Jan. 7, 2010

Stimulus funding to help search engines learn on the job

You probably won't notice, but in the near future some search engines may start experimenting on you. It should be worthwhile, since the goal is to better understand what you were looking for and give you the best possible answers.

New research by Thorsten Joachims and Robert Kleinberg, associate and assistant professors of computer science, respectively, aims to create search-engine software that can learn from users by noticing which links they click on in a list of search responses, and how they reformulate their queries when the first results don't pay off.

The work is funded by a four-year, $1 million grant from the National Science Foundation under federal stimulus funding, formally known as the American Recovery and Reinvestment Act (ARRA). The research will lead to methods that improve search quality without human guidance, especially on specialized Web sites such as scientific or legal collections or corporate intranets.

Joachims believes the work will have long-term benefits for the economy, invigorating the market for high-quality and focused search software. "I think there is a potential for commercial impact, improving quality and productivity," he said. In the short term, the project will fund at least two Ph.D. students for 4 years, and provide research positions for undergraduate students.

As a demonstration, the researchers plan to create a new search engine for the physics arXiv Web site at Cornell, which contains thousands of papers in physics, mathematics and computer science, and possibly for other specialized collections.

"In several ways, providing search for small collections is more difficult than for the whole Internet. Google, Yahoo! and Microsoft can spend a lot of manpower on engineering a good ranking function for the Internet. For small collections, this has to happen automatically via machine learning to be economical," Joachims explained.

Search is not a one-size-fits-all business: People searching specialized collections might use the same words in very different ways. Is "uncertainty," for example, about the location of subatomic particles, career choices, investment opportunities or romance?

"The key idea is have a search engine that gets better just by people using it," Joachims said. He and his collaborators have already created a search engine called Osmot -- the name is a play on "learning by osmosis" -- that draws on extensive research by computer scientists in machine learning. The problem the new research will address is that what the machine learns may be biased by the way it displays results.

Eye-tracking studies done in cooperation with Geri Gay, the Kenneth J. Bissett Professor and Chair of Communication, have shown that absence of a click on a result at, say, the 11th position on the list of returns may mean that the result did not fit the user's information need, but it may also mean that the user had given up scanning the list that far down. To get reliable feedback from clicks, the search engine needs to shuffle the order in which results are returned.

"There is a trade-off. On the one hand, you want to present the best ranking you know so far," Joachims explained. "On the other hand, the search engine has to do a bit of experimentation to be able to learn even better rankings in the long run. The key is to balance the tradeoff between presentation and experimentation in an optimal way."

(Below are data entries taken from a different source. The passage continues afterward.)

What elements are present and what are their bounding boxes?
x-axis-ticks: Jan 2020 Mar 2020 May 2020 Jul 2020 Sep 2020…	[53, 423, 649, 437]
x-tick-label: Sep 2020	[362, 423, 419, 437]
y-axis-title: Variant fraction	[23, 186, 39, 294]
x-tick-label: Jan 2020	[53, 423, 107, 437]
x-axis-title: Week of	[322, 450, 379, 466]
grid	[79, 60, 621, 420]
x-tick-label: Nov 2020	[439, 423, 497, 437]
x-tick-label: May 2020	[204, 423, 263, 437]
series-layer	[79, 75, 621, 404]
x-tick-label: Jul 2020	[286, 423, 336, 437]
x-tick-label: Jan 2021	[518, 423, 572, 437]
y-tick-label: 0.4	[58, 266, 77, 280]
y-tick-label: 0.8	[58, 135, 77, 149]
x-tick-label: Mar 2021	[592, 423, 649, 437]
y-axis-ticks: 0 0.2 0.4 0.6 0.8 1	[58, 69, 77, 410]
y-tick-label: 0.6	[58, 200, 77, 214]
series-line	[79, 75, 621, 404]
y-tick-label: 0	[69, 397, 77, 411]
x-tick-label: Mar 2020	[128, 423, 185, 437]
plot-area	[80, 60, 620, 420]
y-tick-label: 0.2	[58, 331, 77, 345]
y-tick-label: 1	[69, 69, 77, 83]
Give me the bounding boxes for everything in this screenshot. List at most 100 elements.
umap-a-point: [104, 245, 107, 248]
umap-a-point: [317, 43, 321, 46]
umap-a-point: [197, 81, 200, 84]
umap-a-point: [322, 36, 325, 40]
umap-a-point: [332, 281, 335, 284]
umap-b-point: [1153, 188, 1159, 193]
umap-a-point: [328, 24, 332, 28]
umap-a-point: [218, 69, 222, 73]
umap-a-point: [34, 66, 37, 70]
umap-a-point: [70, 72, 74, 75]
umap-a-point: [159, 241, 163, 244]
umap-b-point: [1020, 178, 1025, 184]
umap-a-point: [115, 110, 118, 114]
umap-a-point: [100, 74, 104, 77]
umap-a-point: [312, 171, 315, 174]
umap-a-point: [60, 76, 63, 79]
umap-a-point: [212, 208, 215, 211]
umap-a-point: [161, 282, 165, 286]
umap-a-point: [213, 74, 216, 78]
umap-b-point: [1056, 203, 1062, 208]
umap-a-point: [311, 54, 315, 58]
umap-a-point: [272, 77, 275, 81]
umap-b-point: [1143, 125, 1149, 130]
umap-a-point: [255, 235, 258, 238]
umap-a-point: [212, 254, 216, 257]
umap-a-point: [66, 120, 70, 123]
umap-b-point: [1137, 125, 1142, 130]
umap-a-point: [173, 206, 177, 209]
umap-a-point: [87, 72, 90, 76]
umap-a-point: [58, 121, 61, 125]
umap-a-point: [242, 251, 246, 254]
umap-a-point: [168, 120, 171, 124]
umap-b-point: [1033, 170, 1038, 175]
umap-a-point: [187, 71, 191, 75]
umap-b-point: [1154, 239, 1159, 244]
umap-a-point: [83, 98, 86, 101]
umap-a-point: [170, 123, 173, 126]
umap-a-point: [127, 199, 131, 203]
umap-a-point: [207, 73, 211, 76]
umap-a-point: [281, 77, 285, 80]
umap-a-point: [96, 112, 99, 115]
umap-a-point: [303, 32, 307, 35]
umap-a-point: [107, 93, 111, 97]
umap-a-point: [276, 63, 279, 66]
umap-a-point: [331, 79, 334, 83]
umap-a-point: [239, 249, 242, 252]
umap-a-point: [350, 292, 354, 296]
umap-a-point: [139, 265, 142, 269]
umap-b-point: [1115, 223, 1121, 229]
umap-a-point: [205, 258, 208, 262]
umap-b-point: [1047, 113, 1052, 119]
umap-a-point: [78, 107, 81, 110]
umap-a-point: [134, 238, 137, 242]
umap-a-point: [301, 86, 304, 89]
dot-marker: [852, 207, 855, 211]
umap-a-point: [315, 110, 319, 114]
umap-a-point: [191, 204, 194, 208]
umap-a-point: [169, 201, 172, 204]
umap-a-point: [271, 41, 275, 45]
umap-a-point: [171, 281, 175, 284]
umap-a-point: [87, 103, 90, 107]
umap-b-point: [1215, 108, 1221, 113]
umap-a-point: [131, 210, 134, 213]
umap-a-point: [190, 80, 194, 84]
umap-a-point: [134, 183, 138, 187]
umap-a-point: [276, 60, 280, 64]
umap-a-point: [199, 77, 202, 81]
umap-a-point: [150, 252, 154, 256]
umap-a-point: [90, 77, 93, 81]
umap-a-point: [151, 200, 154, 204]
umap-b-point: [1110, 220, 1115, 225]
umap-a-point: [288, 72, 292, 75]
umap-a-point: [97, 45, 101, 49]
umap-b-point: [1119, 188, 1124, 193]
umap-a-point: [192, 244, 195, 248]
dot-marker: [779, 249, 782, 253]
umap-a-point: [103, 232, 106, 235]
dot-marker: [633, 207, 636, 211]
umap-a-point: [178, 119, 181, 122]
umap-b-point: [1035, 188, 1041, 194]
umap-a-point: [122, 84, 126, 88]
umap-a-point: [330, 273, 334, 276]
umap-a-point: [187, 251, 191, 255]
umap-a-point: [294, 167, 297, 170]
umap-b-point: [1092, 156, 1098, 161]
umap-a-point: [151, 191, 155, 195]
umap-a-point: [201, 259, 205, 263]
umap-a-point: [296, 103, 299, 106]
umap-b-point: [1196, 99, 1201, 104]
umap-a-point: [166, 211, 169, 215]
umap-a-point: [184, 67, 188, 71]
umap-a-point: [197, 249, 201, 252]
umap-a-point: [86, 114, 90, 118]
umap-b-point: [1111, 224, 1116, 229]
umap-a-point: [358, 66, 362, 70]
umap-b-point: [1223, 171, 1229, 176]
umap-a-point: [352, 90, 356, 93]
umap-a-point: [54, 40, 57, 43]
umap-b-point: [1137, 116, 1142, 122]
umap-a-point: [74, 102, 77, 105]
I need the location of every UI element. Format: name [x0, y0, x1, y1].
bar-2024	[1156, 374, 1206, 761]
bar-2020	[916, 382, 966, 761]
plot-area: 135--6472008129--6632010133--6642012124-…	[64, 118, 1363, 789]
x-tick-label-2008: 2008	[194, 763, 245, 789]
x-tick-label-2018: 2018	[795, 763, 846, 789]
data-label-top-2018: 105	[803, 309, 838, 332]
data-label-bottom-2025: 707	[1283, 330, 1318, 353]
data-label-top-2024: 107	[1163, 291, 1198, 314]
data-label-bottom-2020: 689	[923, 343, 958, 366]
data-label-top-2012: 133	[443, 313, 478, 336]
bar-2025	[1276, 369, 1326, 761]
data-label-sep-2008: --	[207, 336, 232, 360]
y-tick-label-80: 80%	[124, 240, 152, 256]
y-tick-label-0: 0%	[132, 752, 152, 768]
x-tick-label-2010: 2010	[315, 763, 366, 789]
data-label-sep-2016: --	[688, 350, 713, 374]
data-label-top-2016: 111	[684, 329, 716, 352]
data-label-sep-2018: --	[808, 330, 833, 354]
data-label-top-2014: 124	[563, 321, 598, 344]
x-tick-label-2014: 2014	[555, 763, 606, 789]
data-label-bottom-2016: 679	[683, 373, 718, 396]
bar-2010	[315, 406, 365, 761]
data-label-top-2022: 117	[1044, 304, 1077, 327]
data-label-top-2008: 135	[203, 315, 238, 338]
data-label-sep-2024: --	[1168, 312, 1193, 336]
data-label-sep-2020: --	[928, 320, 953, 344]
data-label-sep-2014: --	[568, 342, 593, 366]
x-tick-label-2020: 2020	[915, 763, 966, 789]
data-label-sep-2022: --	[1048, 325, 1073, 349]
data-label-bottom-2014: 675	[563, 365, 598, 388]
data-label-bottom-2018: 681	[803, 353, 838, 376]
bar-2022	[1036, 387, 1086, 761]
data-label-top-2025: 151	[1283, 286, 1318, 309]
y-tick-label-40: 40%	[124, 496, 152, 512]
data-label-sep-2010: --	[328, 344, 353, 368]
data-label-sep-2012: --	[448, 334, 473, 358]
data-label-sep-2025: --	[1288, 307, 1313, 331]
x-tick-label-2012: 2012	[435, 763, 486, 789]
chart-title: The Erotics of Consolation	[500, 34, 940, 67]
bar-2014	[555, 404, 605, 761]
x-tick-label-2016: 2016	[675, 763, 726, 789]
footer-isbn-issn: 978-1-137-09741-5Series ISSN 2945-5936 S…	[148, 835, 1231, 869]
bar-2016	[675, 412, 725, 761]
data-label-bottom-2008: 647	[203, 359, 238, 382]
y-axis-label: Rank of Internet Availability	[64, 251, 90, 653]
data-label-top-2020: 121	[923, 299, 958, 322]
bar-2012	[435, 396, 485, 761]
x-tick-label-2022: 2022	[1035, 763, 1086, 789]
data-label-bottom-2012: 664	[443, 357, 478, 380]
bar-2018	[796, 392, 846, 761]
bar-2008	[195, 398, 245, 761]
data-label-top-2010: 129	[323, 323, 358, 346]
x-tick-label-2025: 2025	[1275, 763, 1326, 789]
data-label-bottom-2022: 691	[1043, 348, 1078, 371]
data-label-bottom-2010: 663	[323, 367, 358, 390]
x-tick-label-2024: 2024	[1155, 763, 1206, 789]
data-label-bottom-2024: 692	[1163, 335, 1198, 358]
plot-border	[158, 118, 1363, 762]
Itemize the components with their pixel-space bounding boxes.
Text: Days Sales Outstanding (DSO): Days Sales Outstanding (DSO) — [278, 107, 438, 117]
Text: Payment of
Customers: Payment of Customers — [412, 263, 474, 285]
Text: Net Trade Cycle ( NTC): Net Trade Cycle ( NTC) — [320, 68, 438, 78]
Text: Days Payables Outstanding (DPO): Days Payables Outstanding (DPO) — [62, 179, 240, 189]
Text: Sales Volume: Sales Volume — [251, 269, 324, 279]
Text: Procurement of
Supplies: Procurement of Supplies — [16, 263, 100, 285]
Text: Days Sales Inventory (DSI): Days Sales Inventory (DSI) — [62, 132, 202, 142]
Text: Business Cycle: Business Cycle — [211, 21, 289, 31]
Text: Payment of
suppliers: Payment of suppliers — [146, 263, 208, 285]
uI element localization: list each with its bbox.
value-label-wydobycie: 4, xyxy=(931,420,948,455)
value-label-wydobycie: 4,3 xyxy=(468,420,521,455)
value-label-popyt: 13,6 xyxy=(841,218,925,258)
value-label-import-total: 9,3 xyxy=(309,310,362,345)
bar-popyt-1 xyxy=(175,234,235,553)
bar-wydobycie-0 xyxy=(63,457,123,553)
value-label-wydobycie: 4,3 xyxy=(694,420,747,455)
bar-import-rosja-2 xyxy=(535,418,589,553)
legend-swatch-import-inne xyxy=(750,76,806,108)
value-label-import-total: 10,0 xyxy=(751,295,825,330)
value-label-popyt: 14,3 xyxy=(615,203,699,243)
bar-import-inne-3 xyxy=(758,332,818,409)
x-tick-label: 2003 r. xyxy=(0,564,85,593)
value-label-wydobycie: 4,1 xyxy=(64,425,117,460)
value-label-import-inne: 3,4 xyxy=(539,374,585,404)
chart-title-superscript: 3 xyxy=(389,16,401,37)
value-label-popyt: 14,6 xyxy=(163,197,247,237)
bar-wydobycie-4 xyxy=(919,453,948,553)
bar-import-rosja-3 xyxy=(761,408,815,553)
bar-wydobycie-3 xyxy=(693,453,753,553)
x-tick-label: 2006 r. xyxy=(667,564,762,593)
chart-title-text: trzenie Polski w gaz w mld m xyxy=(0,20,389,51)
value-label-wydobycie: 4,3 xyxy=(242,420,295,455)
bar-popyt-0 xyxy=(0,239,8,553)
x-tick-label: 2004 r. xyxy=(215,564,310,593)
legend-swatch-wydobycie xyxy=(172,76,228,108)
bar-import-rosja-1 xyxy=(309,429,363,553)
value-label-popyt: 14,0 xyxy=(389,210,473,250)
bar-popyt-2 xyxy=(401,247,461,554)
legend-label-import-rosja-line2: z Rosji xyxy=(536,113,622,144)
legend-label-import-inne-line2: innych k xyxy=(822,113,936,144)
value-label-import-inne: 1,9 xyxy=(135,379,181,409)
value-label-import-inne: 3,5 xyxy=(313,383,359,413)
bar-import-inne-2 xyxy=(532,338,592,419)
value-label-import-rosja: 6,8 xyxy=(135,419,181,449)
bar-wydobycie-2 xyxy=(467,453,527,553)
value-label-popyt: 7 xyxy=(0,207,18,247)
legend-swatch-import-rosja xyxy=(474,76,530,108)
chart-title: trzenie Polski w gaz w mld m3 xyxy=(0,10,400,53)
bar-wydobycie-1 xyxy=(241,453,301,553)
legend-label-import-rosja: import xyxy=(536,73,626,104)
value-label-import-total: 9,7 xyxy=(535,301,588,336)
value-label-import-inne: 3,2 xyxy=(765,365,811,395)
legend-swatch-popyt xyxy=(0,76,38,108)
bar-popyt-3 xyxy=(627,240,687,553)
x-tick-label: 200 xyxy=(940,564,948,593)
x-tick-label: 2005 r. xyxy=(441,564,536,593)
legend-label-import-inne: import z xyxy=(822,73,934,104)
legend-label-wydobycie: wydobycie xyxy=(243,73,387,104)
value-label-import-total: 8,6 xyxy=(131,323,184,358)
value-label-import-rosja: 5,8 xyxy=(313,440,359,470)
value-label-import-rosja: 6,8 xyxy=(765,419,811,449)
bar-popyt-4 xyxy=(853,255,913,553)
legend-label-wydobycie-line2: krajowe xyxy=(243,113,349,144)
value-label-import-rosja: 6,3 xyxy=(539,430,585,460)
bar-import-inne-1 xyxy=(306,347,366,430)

This trade-off is similar to what a gambler faces in a casino and is called a "multi-armed bandit" problem. When playing a row of slot machines, each play gives you new information about how much that machine pays, but also costs you a quarter. The trick is to eliminate some machines when you're sure they won't pay off without spending more than necessary. Kleinberg's work on algorithms for solving such trade-off problems will be key to making search engines learn effectively.

Osmot is open-source software but still very much in beta. More information can be found at http://learnimplicit.joachims.org/.

So far, Cornell has received 129 ARRA grants, totaling almost $105 million.